In a tone of voice that was equal parts authoritative and optimistic, Dr. Nerissa Bretania Underwood promised: "There will be changes at DOE". The superintendent of public education drilled down into the numbers, assessing how Guam's pupils rank nationwide. She told KUAM News, "Our 1st graders as always have done very well, and they have demonstrated that. And our 12th graders have also done very well. But the struggles have a tendency to occur right around 2nd grade, and we've seen that over the previous years."
Overall, Guam public schools demonstrated low levels of mastery in mathematics and spelling, but positive results for reading, science and social studies. The data inferred how historically Guam students in public schools perform brilliantly when first starting school, but then rapidly taper off, picking up their scores again when at the high school level.
Essentially, different generations of students are performing at the same level over time. Dr. Underwood gave some insight on the reasons for this trend. "Parents are really involved during the first two years of the student's education. And then they tend to decrease their involvement as the child gets older. So we're looking at that and we're encouraging the parents to remain more involved," Underwood added.

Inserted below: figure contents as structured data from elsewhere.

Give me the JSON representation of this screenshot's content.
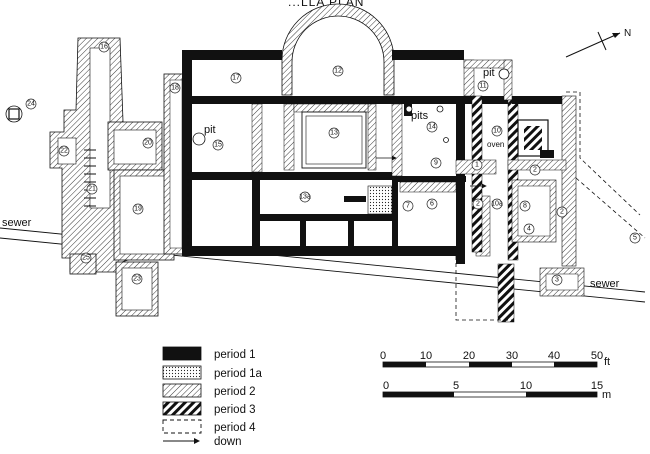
{
  "title_fragment": "...LLA PLAN",
  "north_label": "N",
  "labels": {
    "pit_a": "pit",
    "pit_b": "pit",
    "pits": "pits",
    "oven": "oven",
    "sewer_left": "sewer",
    "sewer_right": "sewer"
  },
  "room_numbers": {
    "r1": "1",
    "r2a": "2",
    "r2b": "2",
    "r2c": "2",
    "r3": "3",
    "r4": "4",
    "r5": "5",
    "r6": "6",
    "r7": "7",
    "r8": "8",
    "r9": "9",
    "r10": "10",
    "r10a": "10a",
    "r11": "11",
    "r12": "12",
    "r13": "13",
    "r13a": "13a",
    "r14": "14",
    "r15": "15",
    "r16": "16",
    "r17": "17",
    "r18": "18",
    "r19": "19",
    "r20": "20",
    "r21": "21",
    "r22": "22",
    "r23": "23",
    "r24": "24",
    "r25": "25"
  },
  "legend": [
    {
      "label": "period  1",
      "pattern": "solid"
    },
    {
      "label": "period  1a",
      "pattern": "dots"
    },
    {
      "label": "period  2",
      "pattern": "light-hatch"
    },
    {
      "label": "period  3",
      "pattern": "heavy-hatch"
    },
    {
      "label": "period  4",
      "pattern": "dashed"
    },
    {
      "label": "down",
      "pattern": "arrow"
    }
  ],
  "scale_ft": {
    "ticks": [
      "0",
      "10",
      "20",
      "30",
      "40",
      "50"
    ],
    "unit": "ft"
  },
  "scale_m": {
    "ticks": [
      "0",
      "5",
      "10",
      "15"
    ],
    "unit": "m"
  },
  "colors": {
    "ink": "#111111",
    "paper": "#ffffff"
  }
}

But the lone bright spot - and what for many may be a surprising discovery - was that despite the litany of problems experienced by JFK High over the last year, that school was the only program to rank above the national average in certain subjects. Underwood attributes this to the Islanders' dynamic leadership team headed by Ken Chargualaf.
"His instructional leadership, made up of teachers, really concentrated on the curriculum, taking a look at the data that students generated and focused their efforts. I believe it was a collective effort among the stakeholders there and I'm just so proud of what they've done," she proclaimed.